We might also consider creating a service that acts as:
* A [[ https://en.wikipedia.org/wiki/Leaky_bucket | leaky bucket ]] if we don't want to permit bursts or [[ https://en.wikipedia.org/wiki/Token_bucket | token bucket ]] if we do (but at a fixed rate);
* A classful version of the above, if we want to "roll up" errors based on one or more normalized properties.
These services would allow us to maximise the number of clients that can report errors, thereby increasing the likelihood of capturing relatively low-rate errors. However, the introduction of any such service would require a long-term maintenance commitment from at least SRE.
=== 2.3 Pre-existing tools for exploration
In 1.1.1, it was noted that Readers Web are already counting the number of client-side errors for users using the Minerva skin.
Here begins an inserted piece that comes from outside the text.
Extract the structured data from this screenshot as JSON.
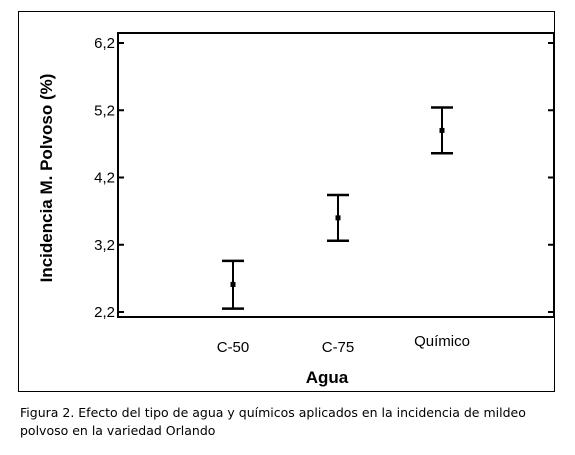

We do so using [[ https://wikitech.wikimedia.org/wiki/Graphite#statsv | statsv ]]. Currently, we leverage that [[ https://wikitech.wikimedia.org/wiki/Graphite#statsv | statsv ]] makes requests to a beacon endpoint and that the Analytics team provides tools like [[ https://turnilo.wikimedia.org/ | Turnilo ]], which allow us to explore request data at a high-level, to find trends in client-side errors, e.g. [[ https://turnilo.wikimedia.org/#webrequest_sampled_128/3/N4IgbglgzgrghgGwgLzgFwgewHYgFwhLYCmAtAMYAWcATmiADQgYC2xyOx+IAomuQHoAqgBUAwoxAAzCAjTEaUfAG1QaAJ4AHLgVZcmNYlO4B9E3sl6ACgqwATJXlUg7MGuiy4CVgOwARSy0dQnRiKHomcOJNfFIARgBfAF0EhjUg7nCaCGwAc0lDYwI3CBNNdEpJOHIMHG4cyTBEGDCVEAEAI2JqnAFw9CgwECSmbEx6PClEKGJU9O1MtGy8gqNuEpMARxaadSqaz25yHDQ4HKUmJoQWx2UQAHViDrEkYmw0HhoaTBph0fH8FMEDNkpFNEg0Ld5sEsjl8kw7BA2NgoIcCMd3jk3hEQFAfhNQIVuJQIJDJIjDAc6gQ7GFyG9EStUoQkaT8NgYAgEHNmBldEj9C4BSi0SAzBYmLl3ByELRSXtvCI4gAJSR4uj4QlrAjigXkiCU2peEBwKD07CM/LMpAsNl4GXckYgNimtytPCgaAAWU5GEB02IkThCGCJLJTBYvogbTDShSTE0ORIdj8wtROFuTsT2GTAGV8cTSRdCMRcgzNULkenjRiMCR3pIbXaAKzMkm5ShIDsTB0JIA== | a graph client-side errors for users using the Minerva skin by continent ]]. It's worth noting that if this proposal were implemented, this facility would still be available.